Dass ich nicht lache!

Was wurden in den letzten Jahren Kriege und Schlachten um die Einführung einer kapitalfinanzierten Einkommens-u n a b h ä n g i g e n Gesundheitsprämie vs. einer beitragsfinanzierten Lohn und Einkommens-a b h ä n g i g e n Bürgerversicherung für Alle (auch Beamte und Abgeordnete) mit ideologischer Verbissenheit geführt?

Und dann kommt SPD-Fraktionsvize Prof.

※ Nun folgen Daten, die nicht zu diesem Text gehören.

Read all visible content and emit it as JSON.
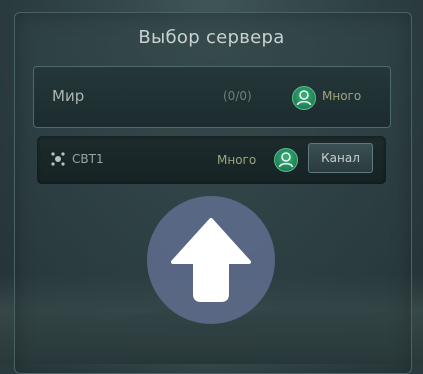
{
  "dialog": {
    "title": "Выбор сервера"
  },
  "world": {
    "name": "Мир",
    "count": "(0/0)",
    "population": "Много",
    "population_icon": "population-person-icon"
  },
  "channel": {
    "name": "СВТ1",
    "icon": "channel-status-icon",
    "population": "Много",
    "population_icon": "population-person-icon",
    "button_label": "Канал"
  },
  "overlay": {
    "icon": "arrow-up-icon"
  },
  "colors": {
    "accent_green": "#2a9a67",
    "population_text": "#9fa57a",
    "overlay_circle": "#5f6c8c"
  }
}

Karl Lauterbach im Deutschen Bundestag damit um die Ecke, dass man gemeinsam mit den Günen/Bündnis 90 die Abschaffung der kleinen Kopfpauschale gefordert und erreicht habe. Er vergisst dabei, dass es ausgerechnet die FDP war, die g e g e n den erbitterten Widerstand von CDU/CSU die Abschaffung der Praxisgebühr durchgedrückt hatte.

Doch der Lauterbach'sche "einkommensabhängige Zusatzbeitrag" ist eine Bankrotterklärung der SPD und der endgültige Abschied von der paritätischen GKV-Finanzierung. Die Abschaffung der bisherigen Zusatzbeiträge mit Senkung des allgemeinen Beitragssatzes um gerade 0,9 Prozent ist ein Taschenspielertrick: Denn sie soll erkauft werden durch kassenindividuelle, einkommensabhängige und nach oben o f f e n e Zusatzbeiträge, die a u s s c h l i e ß l i c h nur von den Arbeitnehmern bezahlt werden sollen. Ein z. B. auf 10 Prozent erhöhter monatlicher GKV-Zusatzbeitrag wirkt sich sehr wohl wie eine „Kopfpauschale“ auf das Familieneinkommen gerade bei Alleinverdienern oder Alleinerziehenden im Niedrig-Lohn-Bereich aus, selbst wenn diese (hoffentlich) ab 2015 den neuen „Mindestlohn“ bekommen würden.